EPs / Cassettes / Singles
One Far West:
I'm guessing I won't be the first person or the last to draw a comparison between One Far West's debut recording Recurrence (issued on cassette and as a digital download) and William Basinski's The Disintegration Loops, especially when both recordings feature blurry horns mournfully intoning within funereal settings of powerfully evocative character. And, lo and behold, closer inspection reveals that Recurrence, in fact, includes “slow-motion loops captured from an old broadcast junior 78 of cornet solos,” a detail that strengthens the connection between the recordings all the more, even if the colossal weight of the 9/11 tragedy shadows Basinski's.
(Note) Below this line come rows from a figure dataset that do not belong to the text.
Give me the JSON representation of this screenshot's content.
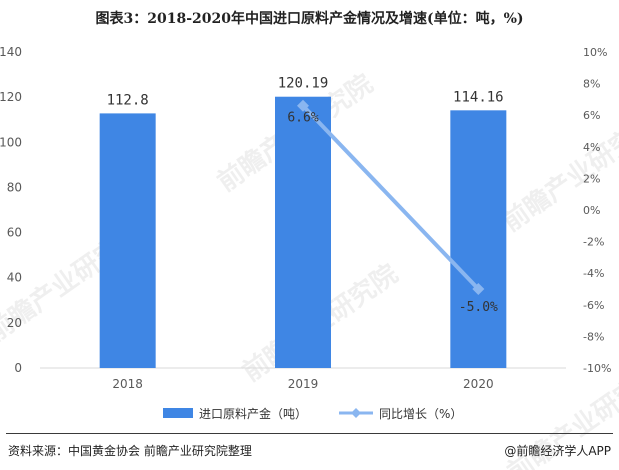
{
  "title": "图表3：2018-2020年中国进口原料产金情况及增速(单位：吨，%)",
  "watermark": "前瞻产业研究院",
  "source": "资料来源：中国黄金协会 前瞻产业研究院整理",
  "credit": "@前瞻经济学人APP",
  "colors": {
    "bar": "#3f86e4",
    "line": "#8ab6f0",
    "axis": "#d9d9d9",
    "text": "#595959"
  },
  "chart_data": {
    "type": "bar",
    "categories": [
      "2018",
      "2019",
      "2020"
    ],
    "series": [
      {
        "name": "进口原料产金（吨）",
        "type": "bar",
        "axis": "left",
        "values": [
          112.8,
          120.19,
          114.16
        ],
        "labels": [
          "112.8",
          "120.19",
          "114.16"
        ]
      },
      {
        "name": "同比增长（%）",
        "type": "line",
        "axis": "right",
        "values": [
          null,
          6.6,
          -5.0
        ],
        "labels": [
          "",
          "6.6%",
          "-5.0%"
        ]
      }
    ],
    "y_left": {
      "lim": [
        0,
        140
      ],
      "ticks": [
        0,
        20,
        40,
        60,
        80,
        100,
        120,
        140
      ]
    },
    "y_right": {
      "lim": [
        -10,
        10
      ],
      "ticks": [
        -10,
        -8,
        -6,
        -4,
        -2,
        0,
        2,
        4,
        6,
        8,
        10
      ],
      "tick_labels": [
        "-10%",
        "-8%",
        "-6%",
        "-4%",
        "-2%",
        "0%",
        "2%",
        "4%",
        "6%",
        "8%",
        "10%"
      ]
    },
    "legend_position": "bottom-center",
    "grid": false
  }
}
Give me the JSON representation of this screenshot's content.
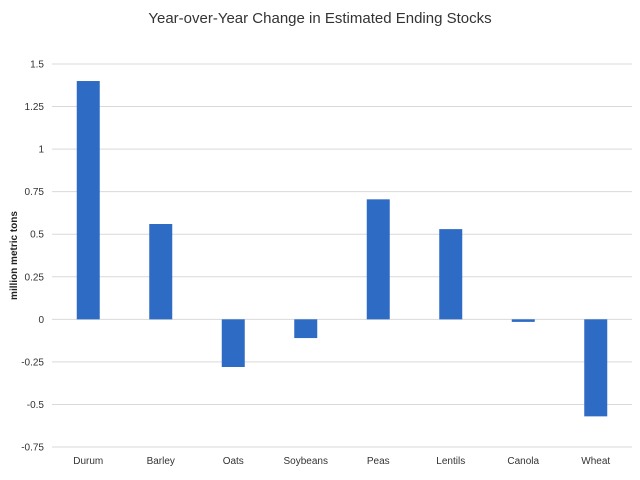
{
  "chart_data": {
    "type": "bar",
    "title": "Year-over-Year Change in Estimated Ending Stocks",
    "xlabel": "",
    "ylabel": "million metric tons",
    "categories": [
      "Durum",
      "Barley",
      "Oats",
      "Soybeans",
      "Peas",
      "Lentils",
      "Canola",
      "Wheat"
    ],
    "values": [
      1.4,
      0.56,
      -0.28,
      -0.11,
      0.705,
      0.53,
      -0.015,
      -0.57
    ],
    "ylim": [
      -0.75,
      1.5
    ],
    "yticks": [
      -0.75,
      -0.5,
      -0.25,
      0,
      0.25,
      0.5,
      0.75,
      1,
      1.25,
      1.5
    ],
    "ytick_labels": [
      "-0.75",
      "-0.5",
      "-0.25",
      "0",
      "0.25",
      "0.5",
      "0.75",
      "1",
      "1.25",
      "1.5"
    ],
    "grid": true,
    "bar_color": "#2e6bc4",
    "grid_color": "#d9d9d9"
  }
}
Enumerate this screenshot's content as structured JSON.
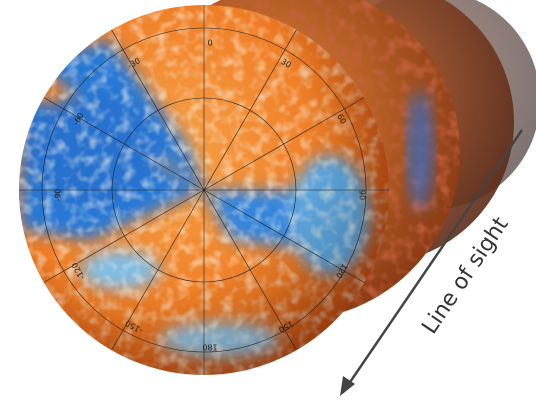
{
  "annotation": "Line of sight",
  "sphere_labels": [
    "0",
    "30",
    "60",
    "90",
    "120",
    "150",
    "180",
    "-150",
    "-120",
    "-90",
    "-60",
    "-30"
  ]
}
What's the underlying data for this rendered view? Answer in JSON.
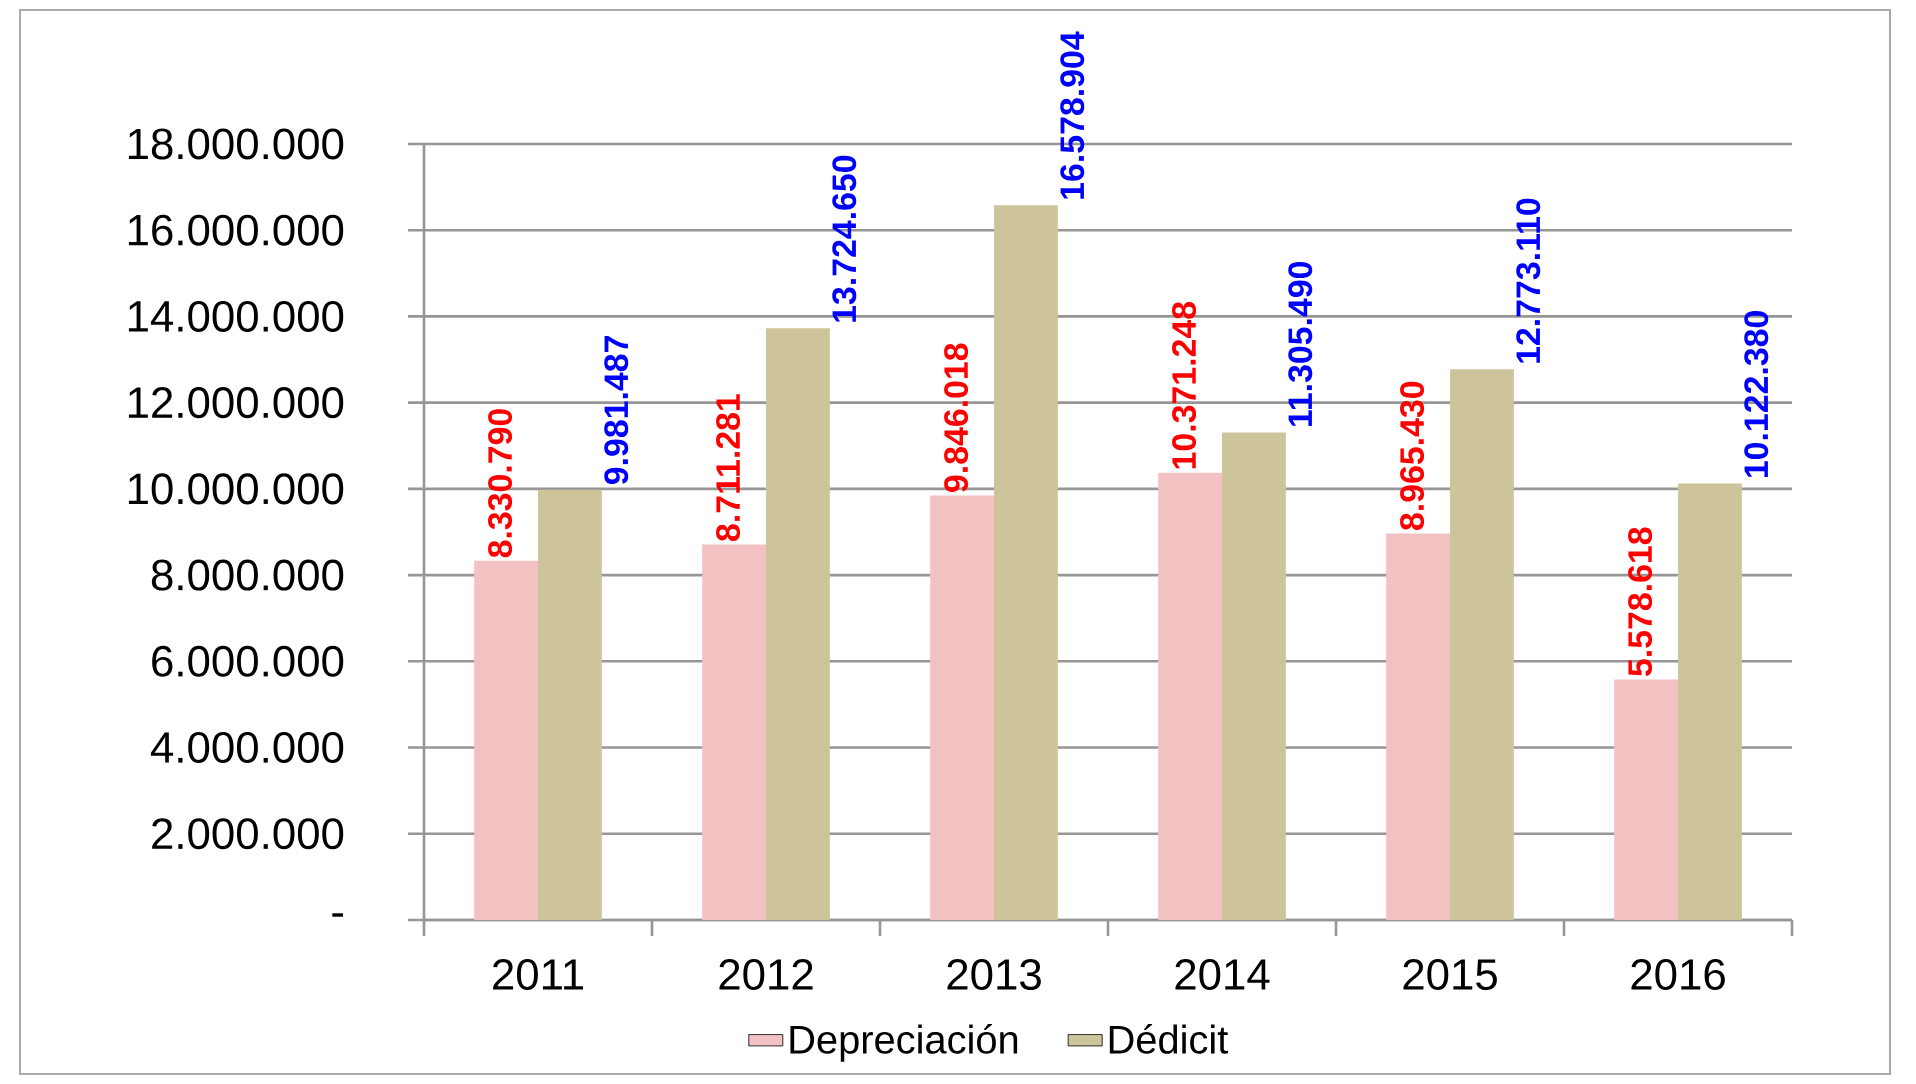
{
  "chart_data": {
    "type": "bar",
    "categories": [
      "2011",
      "2012",
      "2013",
      "2014",
      "2015",
      "2016"
    ],
    "series": [
      {
        "name": "Depreciación",
        "color": "#f2c2c2",
        "values": [
          8330790,
          8711281,
          9846018,
          10371248,
          8965430,
          5578618
        ],
        "value_labels": [
          "8.330.790",
          "8.711.281",
          "9.846.018",
          "10.371.248",
          "8.965.430",
          "5.578.618"
        ]
      },
      {
        "name": "Dédicit",
        "color": "#cdc49b",
        "values": [
          9981487,
          13724650,
          16578904,
          11305490,
          12773110,
          10122380
        ],
        "value_labels": [
          "9.981.487",
          "13.724.650",
          "16.578.904",
          "11.305.490",
          "12.773.110",
          "10.122.380"
        ]
      }
    ],
    "ylim": [
      0,
      18000000
    ],
    "yticks": [
      {
        "value": 0,
        "label": "-"
      },
      {
        "value": 2000000,
        "label": "2.000.000"
      },
      {
        "value": 4000000,
        "label": "4.000.000"
      },
      {
        "value": 6000000,
        "label": "6.000.000"
      },
      {
        "value": 8000000,
        "label": "8.000.000"
      },
      {
        "value": 10000000,
        "label": "10.000.000"
      },
      {
        "value": 12000000,
        "label": "12.000.000"
      },
      {
        "value": 14000000,
        "label": "14.000.000"
      },
      {
        "value": 16000000,
        "label": "16.000.000"
      },
      {
        "value": 18000000,
        "label": "18.000.000"
      }
    ],
    "grid": "y",
    "legend": "bottom"
  }
}
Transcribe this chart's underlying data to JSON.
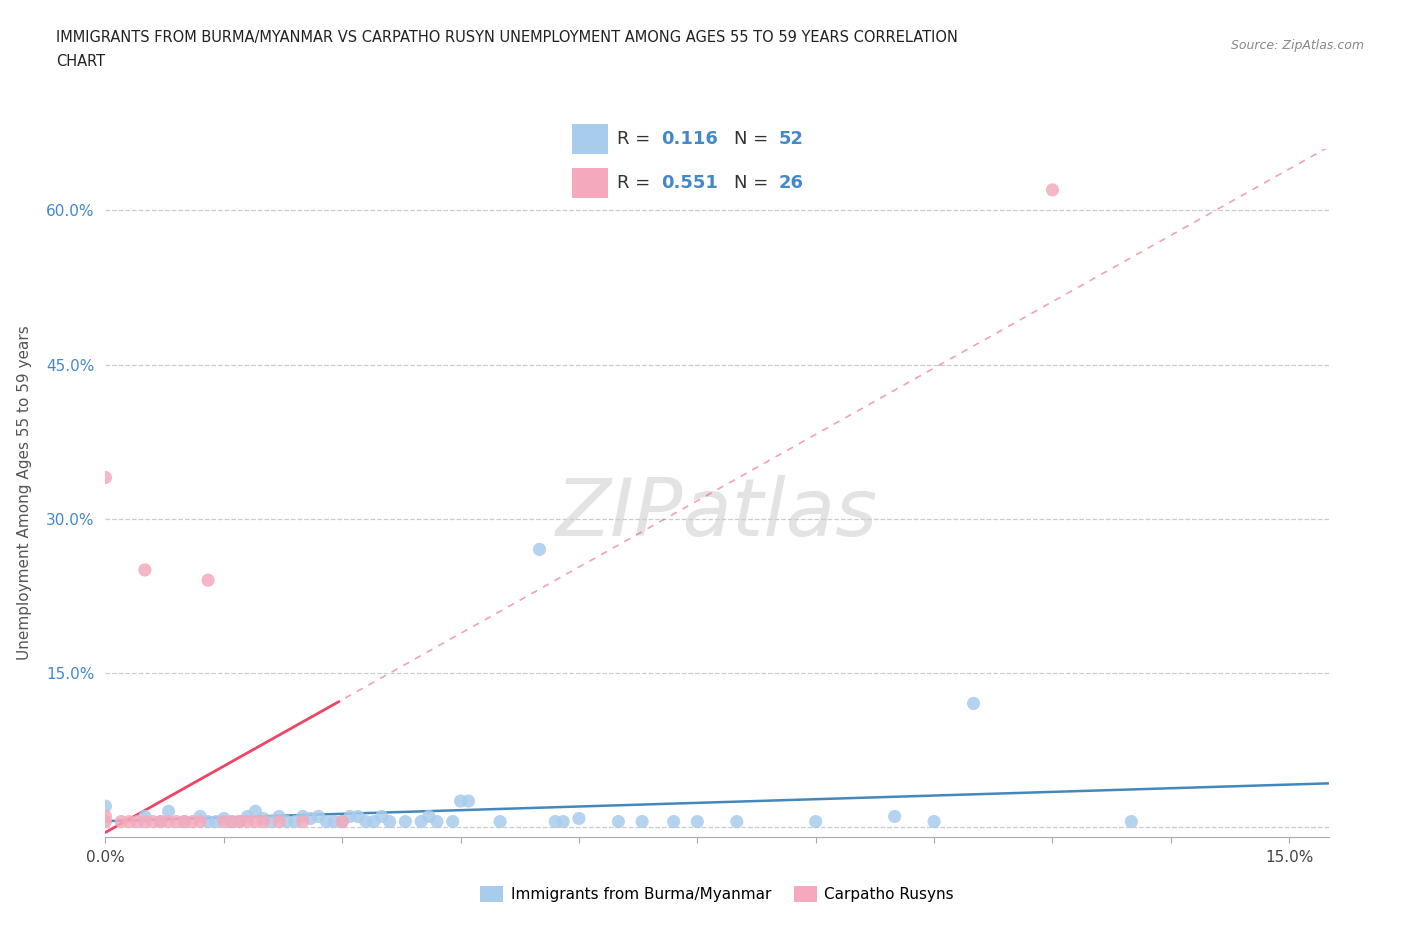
{
  "title_line1": "IMMIGRANTS FROM BURMA/MYANMAR VS CARPATHO RUSYN UNEMPLOYMENT AMONG AGES 55 TO 59 YEARS CORRELATION",
  "title_line2": "CHART",
  "source_text": "Source: ZipAtlas.com",
  "ylabel": "Unemployment Among Ages 55 to 59 years",
  "xlim": [
    0.0,
    0.155
  ],
  "ylim": [
    -0.01,
    0.66
  ],
  "blue_color": "#A8CCEC",
  "pink_color": "#F4AABC",
  "blue_line_color": "#4488BB",
  "pink_line_color": "#EE4466",
  "r_blue": 0.116,
  "n_blue": 52,
  "r_pink": 0.551,
  "n_pink": 26,
  "legend_label_blue": "Immigrants from Burma/Myanmar",
  "legend_label_pink": "Carpatho Rusyns",
  "grid_color": "#CCCCCC",
  "tick_color_blue": "#4488CC",
  "blue_scatter_x": [
    0.0,
    0.005,
    0.007,
    0.008,
    0.01,
    0.012,
    0.013,
    0.014,
    0.015,
    0.016,
    0.017,
    0.018,
    0.019,
    0.02,
    0.021,
    0.022,
    0.023,
    0.024,
    0.025,
    0.026,
    0.027,
    0.028,
    0.029,
    0.03,
    0.031,
    0.032,
    0.033,
    0.034,
    0.035,
    0.036,
    0.038,
    0.04,
    0.041,
    0.042,
    0.044,
    0.045,
    0.046,
    0.05,
    0.055,
    0.057,
    0.058,
    0.06,
    0.065,
    0.068,
    0.072,
    0.075,
    0.08,
    0.09,
    0.1,
    0.105,
    0.11,
    0.13
  ],
  "blue_scatter_y": [
    0.02,
    0.01,
    0.005,
    0.015,
    0.005,
    0.01,
    0.005,
    0.005,
    0.008,
    0.005,
    0.005,
    0.01,
    0.015,
    0.008,
    0.005,
    0.01,
    0.005,
    0.005,
    0.01,
    0.008,
    0.01,
    0.005,
    0.005,
    0.005,
    0.01,
    0.01,
    0.005,
    0.005,
    0.01,
    0.005,
    0.005,
    0.005,
    0.01,
    0.005,
    0.005,
    0.025,
    0.025,
    0.005,
    0.27,
    0.005,
    0.005,
    0.008,
    0.005,
    0.005,
    0.005,
    0.005,
    0.005,
    0.005,
    0.01,
    0.005,
    0.12,
    0.005
  ],
  "pink_scatter_x": [
    0.0,
    0.0,
    0.0,
    0.002,
    0.003,
    0.004,
    0.005,
    0.005,
    0.006,
    0.007,
    0.008,
    0.009,
    0.01,
    0.011,
    0.012,
    0.013,
    0.015,
    0.016,
    0.017,
    0.018,
    0.019,
    0.02,
    0.022,
    0.025,
    0.03,
    0.12
  ],
  "pink_scatter_y": [
    0.005,
    0.01,
    0.34,
    0.005,
    0.005,
    0.005,
    0.005,
    0.25,
    0.005,
    0.005,
    0.005,
    0.005,
    0.005,
    0.005,
    0.005,
    0.24,
    0.005,
    0.005,
    0.005,
    0.005,
    0.005,
    0.005,
    0.005,
    0.005,
    0.005,
    0.62
  ],
  "xtick_minor_positions": [
    0.0,
    0.015,
    0.03,
    0.045,
    0.06,
    0.075,
    0.09,
    0.105,
    0.12,
    0.135,
    0.15
  ],
  "ytick_positions": [
    0.0,
    0.15,
    0.3,
    0.45,
    0.6
  ],
  "ytick_labels": [
    "",
    "15.0%",
    "30.0%",
    "45.0%",
    "60.0%"
  ]
}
Recurrence began when One Far West (a sound art project that appears to be the brainchild of Austin, Texas-based John Wilkins) merged a field recording made in the middle of the night after a thunderstorm with the aforementioned horn playing and other instrumentation into woozy lamentations of dramatic sweep designed to explore cyclical themes of repetition and rebirth. As thick as fog, the haunted material rumbles disconsolately, its ever-present horns piercing the blurry waves of storm sounds with muffled moans. In featuring a horn melody that's particularly wistful and suffused with mourning (as well as the omnipresent hum of an ethereal choir-like presence), the second piece, “A Rose Knows to Grow Thorns,” seems to align itself most conspicuously to Basinski's project. The music exudes a lulling quality that can't help but arise when phrases are looped throughout a given setting. Such an effect is noticeably apparent in “Rituals of Remembrance” but applies generally, too—though it's admittedly more wheezing than lulling in the closing “Unlimited by Reflection.”
If there's a weakness to Recurrence, it's that all four of its identically timed tracks (each is eleven minutes and twenty-three seconds long) are, sonically speaking, variations on a theme and so a relative sameness can't help but emerge between the tracks. One imagines One Far West would argue that said sameness is deliberate, the intention being to retain an overall coherence in the album sound as well as to directly reinforce the album's themes.